With the midterm elections only a month away, crime is a major concern in New York and across the nation. Republican Lee Zeldin is running against current Gov. Kathy Hochul (D) for the Empire State’s top spot. While the GOP hopeful is unlikely to win the governor’s mansion, he has not only hammered the issue of crime in public appearances, but even pointed to violent incidents that have affected him personally.
The Politics of NY Crime
Hochul is polling far ahead of Zeldin, but when it comes to crime, she’s had to backpedal a couple of times, as was explained by Liberty Nation Political Columnist Joe Schaeffer. There was the Sept. 16 incident where an axe-wielding man scared the bejesus out of McDonald’s customers and was “promptly released without bail, forcing Hochul to awkwardly demand an explanation.” And, as Mr. Schaeffer pointed out, “Just one month earlier, Hochul had insisted that bail reform had nothing to do with rising crime in the state.”
Zeldin, on the other hand, is adamant about getting tougher on crime and has himself been a victim or near victim in just the last couple of months. In July, while he was on stage during an event, an Army veteran assaulted the congressman with a sharp keychain. The man later said he’d been drinking and didn’t even know who Zeldin was. And then, just this week, two people were shot outside his residence. Although the political contender and his wife were not home at the time, the couple’s 16-year-old daughters were. “They ran upstairs, locked themselves in the bathroom, and immediately called 911,” the candidate for governor said.
But then, as Mr. Zeldin expounded on crime in the city, a reporter asked if this was an appropriate time to discuss politics. “At what point are we supposed to talk about the crime on our own streets?” Zeldin demanded. “I’m standing in front of crime scene tape in front of my own house.”
New York Crime Defined
Although there has been a slight decrease in New York City homicides, five major-index crime categories have seen an uptick in their numbers. The NYPD released its September report, which showed an increase of 15.2% in the overall index compared to the same time last year. Of the major categories, burglary went up by 22.7%, grand larceny auto saw a 21.5% rise, and grand larceny rose 21.3%.
“For the first time in ages, polls suggest, New Yorkers are wary of crime as they walk down the street or ride the trains,” The New York Times reported. In the Big Apple, nearly 30% of the people “live below the city’s poverty line,” which only adds to the fear and frustration in certain neighborhoods.
Recent media coverage of horrible instances happening in the city, especially in the subway system, has garnered fear among residents. Some of the latest stories include a man who was pushed onto the subway tracks, another man trying to commute home to Brooklyn who was stabbed to death, and a gang of women who attacked and robbed two other women near Times Square. Even former New York Democratic Governor David Paterson said he felt less safe than ever before:
“For the first time in my life—even in the late eighties and nineties when the crime rate was killing 2,000 people a year, I never felt as unsafe as I do now just walking around and God forbid, sometimes we take the subway home from WABC, and you’re hearing about an assault on the subway almost every other day.”

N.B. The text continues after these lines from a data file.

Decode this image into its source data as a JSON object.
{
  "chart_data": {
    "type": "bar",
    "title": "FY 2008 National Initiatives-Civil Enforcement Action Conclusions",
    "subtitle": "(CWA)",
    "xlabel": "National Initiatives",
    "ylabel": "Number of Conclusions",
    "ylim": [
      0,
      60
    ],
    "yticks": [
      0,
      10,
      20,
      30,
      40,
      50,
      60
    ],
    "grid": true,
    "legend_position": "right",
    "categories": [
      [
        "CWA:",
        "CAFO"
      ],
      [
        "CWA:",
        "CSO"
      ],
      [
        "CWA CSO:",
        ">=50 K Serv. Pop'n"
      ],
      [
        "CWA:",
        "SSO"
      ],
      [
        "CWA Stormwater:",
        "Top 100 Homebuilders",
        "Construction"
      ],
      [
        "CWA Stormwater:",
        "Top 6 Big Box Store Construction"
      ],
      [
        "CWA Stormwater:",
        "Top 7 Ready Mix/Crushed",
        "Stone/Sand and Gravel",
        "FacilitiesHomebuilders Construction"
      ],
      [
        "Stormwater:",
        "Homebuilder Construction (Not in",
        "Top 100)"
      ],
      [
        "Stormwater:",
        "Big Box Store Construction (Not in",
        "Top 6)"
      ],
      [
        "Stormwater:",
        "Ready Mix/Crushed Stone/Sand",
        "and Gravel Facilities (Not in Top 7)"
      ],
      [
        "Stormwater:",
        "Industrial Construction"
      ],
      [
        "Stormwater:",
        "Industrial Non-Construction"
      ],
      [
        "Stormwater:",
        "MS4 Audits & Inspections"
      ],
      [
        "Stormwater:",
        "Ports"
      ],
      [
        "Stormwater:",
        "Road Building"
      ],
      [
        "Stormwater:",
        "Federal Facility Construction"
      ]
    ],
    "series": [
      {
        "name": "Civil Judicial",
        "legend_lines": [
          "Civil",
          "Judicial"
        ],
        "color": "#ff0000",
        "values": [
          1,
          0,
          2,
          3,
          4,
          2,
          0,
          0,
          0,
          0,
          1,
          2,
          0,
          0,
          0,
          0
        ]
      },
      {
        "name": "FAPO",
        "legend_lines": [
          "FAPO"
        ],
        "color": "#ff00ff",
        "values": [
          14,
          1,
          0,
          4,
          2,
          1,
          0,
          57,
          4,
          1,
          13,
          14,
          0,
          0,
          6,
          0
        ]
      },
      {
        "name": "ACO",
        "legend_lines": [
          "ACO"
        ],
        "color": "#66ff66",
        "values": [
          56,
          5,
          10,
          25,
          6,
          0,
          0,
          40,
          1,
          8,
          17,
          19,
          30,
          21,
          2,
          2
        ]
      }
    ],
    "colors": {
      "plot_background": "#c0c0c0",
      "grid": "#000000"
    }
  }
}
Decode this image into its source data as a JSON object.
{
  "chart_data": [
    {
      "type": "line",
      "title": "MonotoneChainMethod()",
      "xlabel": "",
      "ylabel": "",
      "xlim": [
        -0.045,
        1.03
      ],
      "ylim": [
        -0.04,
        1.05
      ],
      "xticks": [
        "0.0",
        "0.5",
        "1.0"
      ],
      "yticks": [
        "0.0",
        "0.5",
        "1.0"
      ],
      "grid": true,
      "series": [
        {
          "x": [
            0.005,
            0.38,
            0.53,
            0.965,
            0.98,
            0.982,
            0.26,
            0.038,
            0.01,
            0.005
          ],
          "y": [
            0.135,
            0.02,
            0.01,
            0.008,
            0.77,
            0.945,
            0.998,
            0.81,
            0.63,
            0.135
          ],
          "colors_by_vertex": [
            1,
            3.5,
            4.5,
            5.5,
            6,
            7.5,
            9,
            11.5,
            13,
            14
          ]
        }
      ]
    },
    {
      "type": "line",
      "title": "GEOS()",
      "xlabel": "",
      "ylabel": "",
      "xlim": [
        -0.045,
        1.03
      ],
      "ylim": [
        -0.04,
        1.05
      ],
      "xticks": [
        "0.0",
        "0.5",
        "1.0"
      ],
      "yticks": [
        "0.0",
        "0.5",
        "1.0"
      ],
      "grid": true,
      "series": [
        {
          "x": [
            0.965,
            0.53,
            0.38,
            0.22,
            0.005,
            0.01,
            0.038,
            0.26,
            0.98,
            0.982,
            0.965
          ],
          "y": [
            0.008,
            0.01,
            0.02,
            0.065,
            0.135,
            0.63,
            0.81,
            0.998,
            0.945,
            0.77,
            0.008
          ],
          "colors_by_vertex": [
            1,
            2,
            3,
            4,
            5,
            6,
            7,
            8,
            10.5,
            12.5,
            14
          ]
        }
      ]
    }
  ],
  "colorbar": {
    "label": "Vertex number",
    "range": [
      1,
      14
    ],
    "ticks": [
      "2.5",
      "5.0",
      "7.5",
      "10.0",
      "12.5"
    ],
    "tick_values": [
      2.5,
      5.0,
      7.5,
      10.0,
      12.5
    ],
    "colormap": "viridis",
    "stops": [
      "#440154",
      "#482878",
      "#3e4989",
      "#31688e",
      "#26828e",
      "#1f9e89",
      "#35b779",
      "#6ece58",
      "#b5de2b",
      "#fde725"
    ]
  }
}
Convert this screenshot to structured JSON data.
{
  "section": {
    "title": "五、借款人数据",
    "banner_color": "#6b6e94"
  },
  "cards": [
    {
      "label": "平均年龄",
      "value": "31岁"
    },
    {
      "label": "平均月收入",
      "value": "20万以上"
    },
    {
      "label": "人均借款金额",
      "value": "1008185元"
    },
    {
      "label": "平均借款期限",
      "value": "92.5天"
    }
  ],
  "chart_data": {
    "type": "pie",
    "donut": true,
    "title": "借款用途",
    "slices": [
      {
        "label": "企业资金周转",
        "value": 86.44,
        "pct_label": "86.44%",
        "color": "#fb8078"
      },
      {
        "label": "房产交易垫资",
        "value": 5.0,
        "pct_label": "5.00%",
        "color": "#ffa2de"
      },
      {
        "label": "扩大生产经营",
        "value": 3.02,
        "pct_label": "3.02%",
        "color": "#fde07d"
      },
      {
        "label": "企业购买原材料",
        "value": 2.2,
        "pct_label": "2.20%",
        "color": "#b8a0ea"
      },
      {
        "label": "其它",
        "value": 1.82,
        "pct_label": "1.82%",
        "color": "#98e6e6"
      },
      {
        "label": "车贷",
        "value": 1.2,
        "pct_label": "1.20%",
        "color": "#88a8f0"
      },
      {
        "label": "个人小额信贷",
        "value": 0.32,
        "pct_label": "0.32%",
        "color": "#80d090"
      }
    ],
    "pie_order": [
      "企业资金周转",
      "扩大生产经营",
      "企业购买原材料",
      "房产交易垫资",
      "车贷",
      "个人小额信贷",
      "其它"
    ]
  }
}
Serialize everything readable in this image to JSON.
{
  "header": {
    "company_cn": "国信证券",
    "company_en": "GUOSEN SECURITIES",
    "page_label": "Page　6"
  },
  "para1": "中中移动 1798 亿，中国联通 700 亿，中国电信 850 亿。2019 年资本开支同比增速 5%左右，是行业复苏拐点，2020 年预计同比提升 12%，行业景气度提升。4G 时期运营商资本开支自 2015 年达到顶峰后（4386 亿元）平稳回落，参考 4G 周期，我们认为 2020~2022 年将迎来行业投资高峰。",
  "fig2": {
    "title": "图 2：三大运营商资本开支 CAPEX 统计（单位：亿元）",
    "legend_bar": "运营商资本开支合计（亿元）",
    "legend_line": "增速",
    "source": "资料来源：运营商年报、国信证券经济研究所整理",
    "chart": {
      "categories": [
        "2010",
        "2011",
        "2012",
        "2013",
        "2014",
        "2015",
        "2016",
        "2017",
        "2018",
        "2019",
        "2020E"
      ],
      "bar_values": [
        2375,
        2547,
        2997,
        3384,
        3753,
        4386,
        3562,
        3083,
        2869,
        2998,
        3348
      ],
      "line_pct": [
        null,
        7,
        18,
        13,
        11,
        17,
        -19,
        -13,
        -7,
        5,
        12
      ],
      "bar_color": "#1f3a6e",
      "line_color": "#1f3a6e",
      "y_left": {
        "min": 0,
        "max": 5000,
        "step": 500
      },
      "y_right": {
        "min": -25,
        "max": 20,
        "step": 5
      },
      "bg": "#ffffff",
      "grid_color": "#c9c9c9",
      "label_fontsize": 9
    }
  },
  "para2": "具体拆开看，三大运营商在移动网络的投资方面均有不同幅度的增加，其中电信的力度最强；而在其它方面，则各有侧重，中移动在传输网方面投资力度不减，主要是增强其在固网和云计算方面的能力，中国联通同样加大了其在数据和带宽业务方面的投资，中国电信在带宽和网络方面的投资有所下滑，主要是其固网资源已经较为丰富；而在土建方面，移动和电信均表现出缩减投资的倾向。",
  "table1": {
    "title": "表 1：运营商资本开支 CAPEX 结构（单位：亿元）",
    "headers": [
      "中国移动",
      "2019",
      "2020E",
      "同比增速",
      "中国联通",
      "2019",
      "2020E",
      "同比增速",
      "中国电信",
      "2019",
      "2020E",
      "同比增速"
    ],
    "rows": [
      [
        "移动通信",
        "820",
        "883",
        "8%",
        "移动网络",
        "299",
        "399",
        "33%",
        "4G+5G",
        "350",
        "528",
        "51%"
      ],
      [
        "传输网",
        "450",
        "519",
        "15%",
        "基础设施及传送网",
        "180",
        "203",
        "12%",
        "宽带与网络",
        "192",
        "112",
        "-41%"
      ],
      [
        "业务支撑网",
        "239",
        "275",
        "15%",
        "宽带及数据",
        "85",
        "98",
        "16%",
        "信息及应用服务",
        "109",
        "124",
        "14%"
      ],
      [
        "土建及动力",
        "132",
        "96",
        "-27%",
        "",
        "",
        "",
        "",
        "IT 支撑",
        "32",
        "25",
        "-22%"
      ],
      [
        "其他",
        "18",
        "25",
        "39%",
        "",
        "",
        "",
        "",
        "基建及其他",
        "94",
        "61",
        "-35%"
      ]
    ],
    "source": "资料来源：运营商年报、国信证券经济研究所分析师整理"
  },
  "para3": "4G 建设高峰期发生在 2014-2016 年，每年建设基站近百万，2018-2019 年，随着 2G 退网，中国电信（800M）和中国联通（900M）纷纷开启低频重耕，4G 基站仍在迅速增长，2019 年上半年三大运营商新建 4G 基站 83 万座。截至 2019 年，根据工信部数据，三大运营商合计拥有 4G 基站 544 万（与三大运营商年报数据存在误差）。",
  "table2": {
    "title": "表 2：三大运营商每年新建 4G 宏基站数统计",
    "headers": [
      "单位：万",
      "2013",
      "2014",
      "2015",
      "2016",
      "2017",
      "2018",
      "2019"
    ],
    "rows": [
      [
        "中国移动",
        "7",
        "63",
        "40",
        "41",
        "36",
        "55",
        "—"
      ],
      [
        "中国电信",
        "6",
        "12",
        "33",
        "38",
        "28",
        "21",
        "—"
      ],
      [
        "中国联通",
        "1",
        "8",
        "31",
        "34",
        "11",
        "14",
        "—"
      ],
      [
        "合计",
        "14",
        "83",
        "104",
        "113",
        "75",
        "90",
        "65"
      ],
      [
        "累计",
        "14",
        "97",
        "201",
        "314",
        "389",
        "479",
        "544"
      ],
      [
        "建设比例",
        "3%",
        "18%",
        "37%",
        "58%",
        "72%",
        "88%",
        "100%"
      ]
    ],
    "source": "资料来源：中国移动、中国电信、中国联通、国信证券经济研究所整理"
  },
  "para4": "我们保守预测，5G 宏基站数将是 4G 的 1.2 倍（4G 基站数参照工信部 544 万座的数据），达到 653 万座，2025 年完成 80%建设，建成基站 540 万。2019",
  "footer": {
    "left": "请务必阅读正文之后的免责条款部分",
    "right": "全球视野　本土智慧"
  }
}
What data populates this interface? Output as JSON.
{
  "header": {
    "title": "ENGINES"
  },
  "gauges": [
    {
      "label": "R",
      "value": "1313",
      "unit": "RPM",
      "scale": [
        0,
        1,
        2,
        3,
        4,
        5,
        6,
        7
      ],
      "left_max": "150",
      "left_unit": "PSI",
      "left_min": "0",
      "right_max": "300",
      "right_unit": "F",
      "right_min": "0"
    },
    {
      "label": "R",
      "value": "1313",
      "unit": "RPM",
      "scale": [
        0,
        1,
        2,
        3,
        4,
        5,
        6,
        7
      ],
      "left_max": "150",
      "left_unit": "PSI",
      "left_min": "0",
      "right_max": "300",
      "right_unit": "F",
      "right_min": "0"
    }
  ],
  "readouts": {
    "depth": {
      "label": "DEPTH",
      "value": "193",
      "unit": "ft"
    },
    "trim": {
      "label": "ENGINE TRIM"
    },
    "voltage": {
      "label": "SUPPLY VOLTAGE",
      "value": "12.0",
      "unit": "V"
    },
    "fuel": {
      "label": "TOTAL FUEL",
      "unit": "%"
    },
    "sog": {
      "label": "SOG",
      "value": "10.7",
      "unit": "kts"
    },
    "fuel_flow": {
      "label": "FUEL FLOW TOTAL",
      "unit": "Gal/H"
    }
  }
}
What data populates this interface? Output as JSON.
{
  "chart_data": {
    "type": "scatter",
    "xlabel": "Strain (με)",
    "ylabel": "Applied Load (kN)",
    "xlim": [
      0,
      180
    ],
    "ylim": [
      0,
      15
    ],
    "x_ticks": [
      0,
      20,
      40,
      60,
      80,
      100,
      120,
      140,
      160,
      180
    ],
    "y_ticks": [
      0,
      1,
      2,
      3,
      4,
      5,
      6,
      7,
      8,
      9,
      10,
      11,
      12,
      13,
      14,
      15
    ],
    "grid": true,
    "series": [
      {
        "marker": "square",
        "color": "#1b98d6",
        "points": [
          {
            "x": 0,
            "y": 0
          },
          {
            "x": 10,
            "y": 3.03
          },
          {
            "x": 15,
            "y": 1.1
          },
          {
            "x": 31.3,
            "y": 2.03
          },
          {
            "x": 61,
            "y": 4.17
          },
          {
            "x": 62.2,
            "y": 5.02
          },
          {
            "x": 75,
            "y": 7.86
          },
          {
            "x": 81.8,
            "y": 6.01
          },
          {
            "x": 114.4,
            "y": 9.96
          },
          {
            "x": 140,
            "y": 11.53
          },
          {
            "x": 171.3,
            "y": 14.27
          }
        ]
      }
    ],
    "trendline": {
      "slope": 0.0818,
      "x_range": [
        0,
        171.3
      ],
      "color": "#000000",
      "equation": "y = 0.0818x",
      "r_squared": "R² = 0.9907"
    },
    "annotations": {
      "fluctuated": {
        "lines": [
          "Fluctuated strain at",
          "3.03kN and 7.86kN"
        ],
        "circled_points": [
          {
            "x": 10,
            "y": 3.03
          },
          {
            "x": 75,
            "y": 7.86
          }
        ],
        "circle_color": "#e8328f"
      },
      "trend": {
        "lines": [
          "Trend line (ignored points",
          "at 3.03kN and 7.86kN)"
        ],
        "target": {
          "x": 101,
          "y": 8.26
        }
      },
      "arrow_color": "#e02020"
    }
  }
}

During a recent radio interview on The Cats Roundtable with John Catsimatidis, Paterson said that when it comes to crime, Democrats have a “blind spot,” especially regarding repeat offenders. Even though it is a small percentage of people in the jail system, he explained that offenders are getting arrested “20, 30, 50 times.”
Many critics blame the state’s catch-and-release program for the increase in criminal activity, while others say there’s no proof that this is causing a change in the numbers. Back in July, when serious New York crime was up by 40%, Mayor Eric Adams lambasted the procedure, saying, “Catch, release repeat’ cannot be a criminal justice mantra.” He added, “They’re repeated offenders, and if we don’t stop that flow, we’re going to have a harder time of getting these numbers under control.”
Last month, the mayor was criticized when he seemingly insulted Kansas, saying, “We have a brand. New York has a brand. And when people see it, it means something … Kansas doesn’t have a brand. When you go there, okay, you’re from Kansas. But New York has a brand.” Paterson, however, thinks Adams needs to be careful when talking about the ‘brand’:
“Mayor Adams says that New York City has a brand—it does have a brand if we don’t start adjusting to some of the situations that we’re in right now. That brand is not going to carry the weight and the tremendous allure that New York City has always offered to the country.”
Adding to this problem is Manhattan District Attorney Alvin Bragg, who has refused to prosecute anyone who hasn’t committed a serious offense. While he claims this will help ease the instances of lawbreaking, critics are appalled and demand that crimes must be prosecuted.
So, if the left’s idea of fixing criminality is so grand, why is the Empire State seeing more violent activity?